Grandes diaristas fueron
Franz Kakfa, Lev Tolstói, Léon Bloy, Cesare Pavese, pero llegamos hasta ellos
estrictamente porque edificaron un camino basado en sus obras literarias. Por
eso parece un milagro que El diario de un
hombre decepcionado (1919), escrito por Bruce Frederick Cummings
(1889-1919), bajo el pseudónimo de W.N.P Barbellion tenga altos momentos
descriptivos, literarios y filosóficos, siendo que en vida solo publicó esta
obra, pues falleció a los treinta años.
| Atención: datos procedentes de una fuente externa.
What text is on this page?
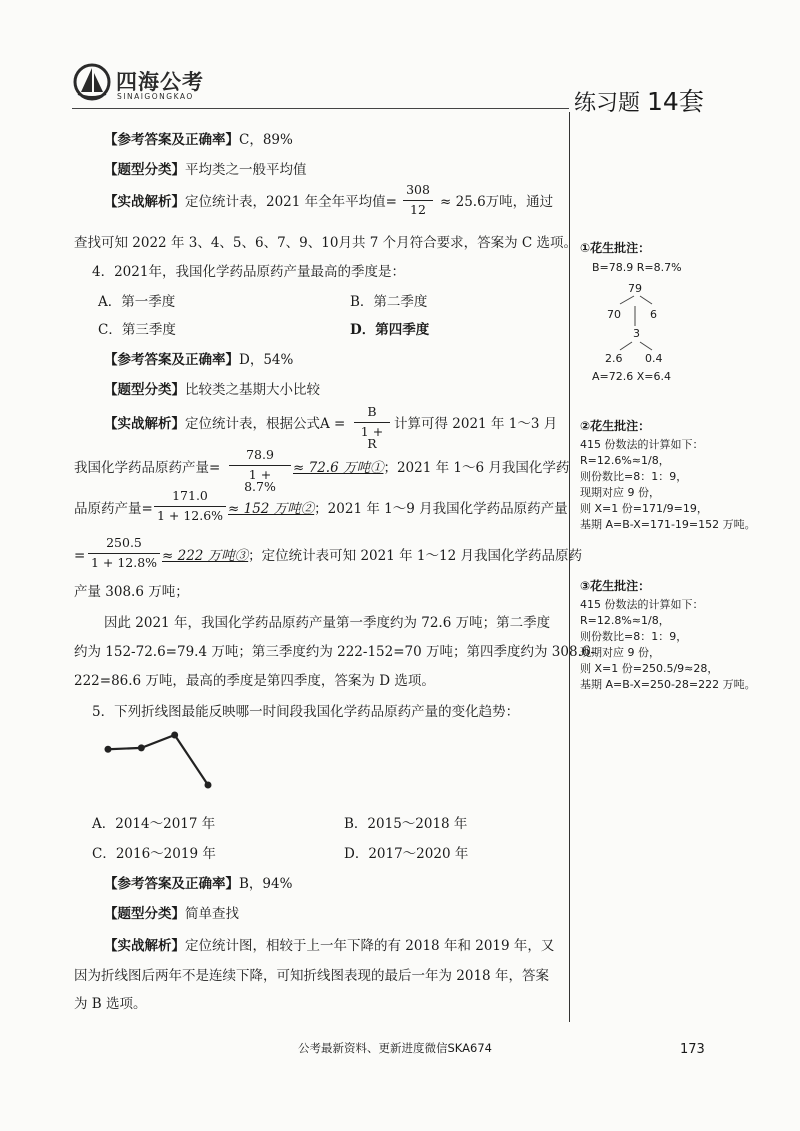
四海公考
SINAIGONGKAO	练习题 14套
【参考答案及正确率】C，89%
【题型分类】平均类之一般平均值
【实战解析】定位统计表，2021 年全年平均值= $\frac{308}{12} \approx 25.6$万吨，通过
查找可知 2022 年 3、4、5、6、7、9、10月共 7 个月符合要求，答案为 C 选项。
4．2021年，我国化学药品原药产量最高的季度是：
A．第一季度	B．第二季度
C．第三季度	D．第四季度
【参考答案及正确率】D，54%
【题型分类】比较类之基期大小比较
【实战解析】定位统计表，根据公式$A = \frac{B}{1 + R}$ 计算可得 2021 年 1～3 月
我国化学药品原药产量= $\frac{78.9}{1 + 8.7\%} \approx 72.6$ 万吨①；2021 年 1～6 月我国化学药
品原药产量= $\frac{171.0}{1 + 12.6\%} \approx 152$ 万吨②；2021 年 1～9 月我国化学药品原药产量
= $\frac{250.5}{1 + 12.8\%} \approx 222$ 万吨③；定位统计表可知 2021 年 1～12 月我国化学药品原药
产量 308.6 万吨；
因此 2021 年，我国化学药品原药产量第一季度约为 72.6 万吨；第二季度
约为 152-72.6=79.4 万吨；第三季度约为 222-152=70 万吨；第四季度约为 308.6-
222=86.6 万吨，最高的季度是第四季度，答案为 D 选项。
5．下列折线图最能反映哪一时间段我国化学药品原药产量的变化趋势：
A．2014～2017 年	B．2015～2018 年
C．2016～2019 年	D．2017～2020 年
【参考答案及正确率】B，94%
【题型分类】简单查找
【实战解析】定位统计图，相较于上一年下降的有 2018 年和 2019 年，又
因为折线图后两年不是连续下降，可知折线图表现的最后一年为 2018 年，答案
为 B 选项。
①花生批注：
B=78.9 R=8.7%
79
70	6
3
2.6 0.4
A=72.6 X=6.4
②花生批注：
415 份数法的计算如下：
R=12.6%≈1/8，
则份数比=8：1：9，
现期对应 9 份，
则 X=1 份=171/9=19，
基期 A=B-X=171-19=152 万吨。
③花生批注：
415 份数法的计算如下：
R=12.8%≈1/8，
则份数比=8：1：9，
现期对应 9 份，
则 X=1 份=250.5/9≈28，
基期 A=B-X=250-28=222 万吨。
公考最新资料、更新进度微信SKA674	173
La excepcionalidad del relato radica en
que Barbellion no fue un explorador de la Amazonia ni un asesino a sueldo; fue
gracias a un mal congénito, la esclerosis múltiple, enfermedad crónica que lo
llevó a corta edad a la tumba.
Su diario está salpicado
de retruécanos propios y paráfrasis de otros poetas o escritores,
principalmente británicos, pero también italianos y franceses, muchos
conocidos, como R.L. Stevenson o Rudyard Kipling; pero también vale mencionar a
los olvidados, como Oliver Goldsmith, George Gissing o William Ernest Henley,
que en su época fueron realmente famosos y vendían a raudales, y a los que hoy
pobremente podremos reconocer en una entrada en Wikipedia. Las alusiones a
obras de zoólogos, evolucionistas y fisiólogos es otra delicia de este diario:
aparecen ahí como una inspiración directa, como un modo de ver al mundo. Entre
fines del siglo XIX y comienzos del XX (época en que vivió el diarista) era muy
fuerte la pugna entre la ciencia, representada por el naturalismo y el
positivismo, y las creencias religiosas, fuertemente asediadas por postulados
evolucionistas. Barbellion se siente decepcionado, por ejemplo, cuando lee al
canónigo Tomás de Kempis (La imitación de
Cristo), donde afirma que un hombre no debe inmiscuirse en los misterios de
la divinidad, o cuando asiste a la charla de un hombre que se las da de
naturalista, diciendo que detrás de organismos microscópicos —y no de forma
metafórica— se encuentra escondida la cara de Dios.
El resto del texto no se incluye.